The Biphasic Paradox of Aging Repair

We’re seeing a clear, two-stage collapse in how genomes maintain themselves as they age. First, there’s a shift from Homologous Recombination (HR) to Non-Homologous End Joining (NHEJ) because resection becomes impaired (pubmed.35998703). This is followed by a final slide into alternative end-joining (Alt-EJ) and microhomology-mediated repair at the nuclear periphery (academic.oup.com/nar/article/35/22/7466/2401975).

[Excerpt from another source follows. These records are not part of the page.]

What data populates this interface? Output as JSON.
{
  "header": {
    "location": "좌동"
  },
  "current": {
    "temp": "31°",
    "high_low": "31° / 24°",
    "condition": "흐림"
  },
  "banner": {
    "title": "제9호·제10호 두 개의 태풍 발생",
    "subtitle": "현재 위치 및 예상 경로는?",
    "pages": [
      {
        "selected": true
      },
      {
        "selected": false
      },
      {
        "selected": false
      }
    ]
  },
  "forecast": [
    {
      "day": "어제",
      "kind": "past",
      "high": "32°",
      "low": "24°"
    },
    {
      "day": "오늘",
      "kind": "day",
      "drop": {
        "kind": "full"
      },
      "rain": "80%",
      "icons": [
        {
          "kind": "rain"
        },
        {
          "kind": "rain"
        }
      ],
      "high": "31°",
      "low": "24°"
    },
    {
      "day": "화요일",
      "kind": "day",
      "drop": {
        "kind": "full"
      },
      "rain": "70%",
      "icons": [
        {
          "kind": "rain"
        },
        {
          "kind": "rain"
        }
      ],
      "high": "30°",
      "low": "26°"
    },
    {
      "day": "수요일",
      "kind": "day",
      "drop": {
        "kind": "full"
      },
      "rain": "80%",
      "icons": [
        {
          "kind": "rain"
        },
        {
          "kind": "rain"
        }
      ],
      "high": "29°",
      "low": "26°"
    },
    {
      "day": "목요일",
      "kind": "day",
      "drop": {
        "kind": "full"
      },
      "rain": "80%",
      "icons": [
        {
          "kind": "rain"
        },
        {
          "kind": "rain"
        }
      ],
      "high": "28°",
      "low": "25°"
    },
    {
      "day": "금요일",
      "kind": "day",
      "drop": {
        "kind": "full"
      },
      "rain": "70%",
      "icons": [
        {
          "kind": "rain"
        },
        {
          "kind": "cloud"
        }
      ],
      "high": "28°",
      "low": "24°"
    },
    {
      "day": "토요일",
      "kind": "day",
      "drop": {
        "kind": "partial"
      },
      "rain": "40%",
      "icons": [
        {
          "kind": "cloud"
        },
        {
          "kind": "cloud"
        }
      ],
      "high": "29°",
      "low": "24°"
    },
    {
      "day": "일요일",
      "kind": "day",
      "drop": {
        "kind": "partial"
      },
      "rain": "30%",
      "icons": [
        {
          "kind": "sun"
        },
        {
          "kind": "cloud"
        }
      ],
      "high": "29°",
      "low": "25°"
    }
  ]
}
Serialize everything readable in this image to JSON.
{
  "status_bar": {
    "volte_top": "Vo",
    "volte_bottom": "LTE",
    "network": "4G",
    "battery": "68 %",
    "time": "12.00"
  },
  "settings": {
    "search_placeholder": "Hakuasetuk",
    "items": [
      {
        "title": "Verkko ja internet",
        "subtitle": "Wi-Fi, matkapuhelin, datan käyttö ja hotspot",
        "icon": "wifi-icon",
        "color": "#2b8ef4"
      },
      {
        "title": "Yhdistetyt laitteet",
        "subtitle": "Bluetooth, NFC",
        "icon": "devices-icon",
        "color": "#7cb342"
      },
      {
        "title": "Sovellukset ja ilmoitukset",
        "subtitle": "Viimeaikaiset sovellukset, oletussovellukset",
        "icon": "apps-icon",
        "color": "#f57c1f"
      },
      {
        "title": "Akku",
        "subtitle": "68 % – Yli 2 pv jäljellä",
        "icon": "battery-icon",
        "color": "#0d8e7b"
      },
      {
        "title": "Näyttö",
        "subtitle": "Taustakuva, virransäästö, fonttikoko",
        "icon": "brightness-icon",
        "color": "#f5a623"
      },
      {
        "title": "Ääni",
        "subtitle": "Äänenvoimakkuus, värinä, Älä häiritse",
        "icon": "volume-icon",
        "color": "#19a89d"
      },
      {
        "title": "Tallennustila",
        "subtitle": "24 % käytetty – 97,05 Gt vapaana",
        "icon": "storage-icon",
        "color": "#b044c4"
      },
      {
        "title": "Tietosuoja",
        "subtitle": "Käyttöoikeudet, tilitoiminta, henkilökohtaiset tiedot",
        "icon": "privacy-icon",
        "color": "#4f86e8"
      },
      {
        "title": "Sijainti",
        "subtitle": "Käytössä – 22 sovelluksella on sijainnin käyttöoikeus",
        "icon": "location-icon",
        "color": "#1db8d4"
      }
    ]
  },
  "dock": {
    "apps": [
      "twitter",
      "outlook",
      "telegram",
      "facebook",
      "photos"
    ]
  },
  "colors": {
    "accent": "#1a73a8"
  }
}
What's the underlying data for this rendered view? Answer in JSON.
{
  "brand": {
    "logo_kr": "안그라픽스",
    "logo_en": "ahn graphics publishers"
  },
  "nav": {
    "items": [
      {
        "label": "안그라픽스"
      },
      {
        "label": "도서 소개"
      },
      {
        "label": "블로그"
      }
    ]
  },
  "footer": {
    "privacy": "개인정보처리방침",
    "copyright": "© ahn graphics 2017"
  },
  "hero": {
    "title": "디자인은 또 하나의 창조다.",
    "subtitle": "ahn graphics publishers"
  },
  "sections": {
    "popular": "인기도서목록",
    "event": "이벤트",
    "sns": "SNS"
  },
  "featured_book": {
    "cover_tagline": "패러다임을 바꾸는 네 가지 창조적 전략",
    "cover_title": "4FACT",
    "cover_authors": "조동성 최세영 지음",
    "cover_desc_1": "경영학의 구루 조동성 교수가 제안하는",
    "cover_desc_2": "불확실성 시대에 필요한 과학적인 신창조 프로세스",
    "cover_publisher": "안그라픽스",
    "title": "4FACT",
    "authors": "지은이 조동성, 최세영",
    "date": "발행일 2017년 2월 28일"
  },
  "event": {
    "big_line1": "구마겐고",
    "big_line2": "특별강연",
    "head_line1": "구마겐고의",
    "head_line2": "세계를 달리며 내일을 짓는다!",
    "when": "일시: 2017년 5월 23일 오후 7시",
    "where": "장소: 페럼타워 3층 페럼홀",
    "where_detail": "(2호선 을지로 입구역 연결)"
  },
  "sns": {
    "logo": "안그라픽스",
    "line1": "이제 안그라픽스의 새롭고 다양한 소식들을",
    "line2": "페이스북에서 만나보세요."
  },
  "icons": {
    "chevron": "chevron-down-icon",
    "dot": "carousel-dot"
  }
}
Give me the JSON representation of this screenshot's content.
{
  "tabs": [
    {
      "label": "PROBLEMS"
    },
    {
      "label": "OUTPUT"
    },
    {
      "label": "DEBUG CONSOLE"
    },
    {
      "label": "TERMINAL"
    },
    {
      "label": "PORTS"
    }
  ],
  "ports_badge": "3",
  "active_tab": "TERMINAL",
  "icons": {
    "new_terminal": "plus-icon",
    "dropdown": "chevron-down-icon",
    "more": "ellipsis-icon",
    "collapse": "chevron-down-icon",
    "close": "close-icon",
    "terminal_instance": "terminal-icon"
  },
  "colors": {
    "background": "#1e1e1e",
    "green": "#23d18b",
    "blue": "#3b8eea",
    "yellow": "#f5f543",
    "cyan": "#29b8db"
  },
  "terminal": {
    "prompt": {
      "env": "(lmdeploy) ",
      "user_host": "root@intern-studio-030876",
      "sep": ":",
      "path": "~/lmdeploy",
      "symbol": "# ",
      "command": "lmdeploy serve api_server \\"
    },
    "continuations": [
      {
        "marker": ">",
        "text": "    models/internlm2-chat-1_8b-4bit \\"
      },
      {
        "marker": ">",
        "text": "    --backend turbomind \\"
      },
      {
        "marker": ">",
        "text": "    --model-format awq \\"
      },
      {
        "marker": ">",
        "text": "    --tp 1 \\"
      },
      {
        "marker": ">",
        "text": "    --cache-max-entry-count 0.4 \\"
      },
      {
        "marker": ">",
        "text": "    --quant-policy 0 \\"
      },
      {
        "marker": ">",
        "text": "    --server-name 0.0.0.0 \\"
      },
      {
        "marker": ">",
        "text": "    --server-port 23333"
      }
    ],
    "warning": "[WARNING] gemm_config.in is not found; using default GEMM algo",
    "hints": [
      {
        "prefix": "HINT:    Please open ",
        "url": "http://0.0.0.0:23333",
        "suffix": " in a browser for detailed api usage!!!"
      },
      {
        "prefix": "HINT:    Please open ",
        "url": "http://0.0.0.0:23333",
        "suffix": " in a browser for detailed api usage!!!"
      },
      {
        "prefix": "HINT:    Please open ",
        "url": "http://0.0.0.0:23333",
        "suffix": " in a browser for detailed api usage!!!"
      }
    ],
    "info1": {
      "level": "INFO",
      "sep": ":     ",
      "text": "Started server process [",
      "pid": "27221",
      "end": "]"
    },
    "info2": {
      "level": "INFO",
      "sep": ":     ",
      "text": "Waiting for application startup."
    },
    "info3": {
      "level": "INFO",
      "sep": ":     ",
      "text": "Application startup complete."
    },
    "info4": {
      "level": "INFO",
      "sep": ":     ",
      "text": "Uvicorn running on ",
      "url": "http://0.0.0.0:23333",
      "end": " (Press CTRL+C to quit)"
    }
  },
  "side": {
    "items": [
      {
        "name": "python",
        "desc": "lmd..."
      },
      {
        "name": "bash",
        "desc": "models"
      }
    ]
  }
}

While losing Ku70 and Dna2-Sgs1 explains the enzymatic deficit, it doesn't quite capture the spatial dance of secondary $\gamma$H2AX/p53BP1 foci. These clusters correlate strongly with the translocation risks found in aged tissues (academic.oup.com/jrr/article/55/suppl_1/i79/913821/).

The Hypothesis: Spatial Entropy and the Peripheral Sink

I suspect the age-related transition to Alt-EJ isn’t just a result of protein depletion. Instead, it’s driven by the mechanical detachment of Lamin-Associated Domains (LADs). As Lamin B1 levels drop during senescence, heterochromatin relaxes and double-strand breaks (DSBs) become much more mobile. When you combine this increased mobility with a deteriorating Nuclear Pore Complex (NPC) that can’t efficiently import bulky repair scaffolds like 53BP1, the DSBs are essentially forced to migrate toward the nuclear periphery.

In this model, the nuclear periphery acts as a "repair sink." In young cells, the periphery is a regulated environment for specific types of heterochromatic repair. But in aged cells, the structural breakdown of the lamina prevents the RIF1/53BP1 shield from being recruited. Without that shield to regulate end-resection—and without efficient Dna2/Exo1 for long-range resection—the cell defaults to the low-fidelity Alt-EJ machinery, like Pol $\theta$, which is concentrated near the NPC.

Mechanistic Reasoning

1. NPC Bottleneck: I’ve argued previously that the NPC limits repair protein trafficking. Now, I’m proposing that the specific depletion of 53BP1 at peripheral DSBs is the primary driver behind the HR/NHEJ-to-Alt-EJ switch.
2. Secondary Clustering: The high mobility of DSBs in relaxed, aged chromatin facilitates the "secondary clustering" seen in high-LET radiation models. Once at the periphery, these clusters engage in inter-chromosomal microhomology searches, resulting in the translocations and large deletions typical of late-stage aging.
3. Polygenic Linkage: GWAS data linking SIRT6 and metabolism to longevity (pmc.12867182) supports this idea, as SIRT6 is vital for maintaining both LAD stability and efficient NHEJ.

Testability and Falsification

• Test: We can induce site-specific DSBs via CRISPR-Cas9 in young versus senescent fibroblasts, then use 4D-STORM imaging to track the radial position of the break and the recruitment kinetics of 53BP1 versus Pol $\theta$.
• Falsification: If stabilizing the nuclear lamina (through Lamin B1 overexpression) doesn't reduce the frequency of peripheral Alt-EJ junctions, or if 53BP1 recruitment stays constant at the periphery despite aging, then the spatial-mechanic hypothesis is likely wrong.
• Prediction: I predict that restoring NPC transport efficiency will preferentially rescue the 53BP1/NHEJ pathway over the HR pathway in mid-aged cells, effectively bypassing the biphasic decline.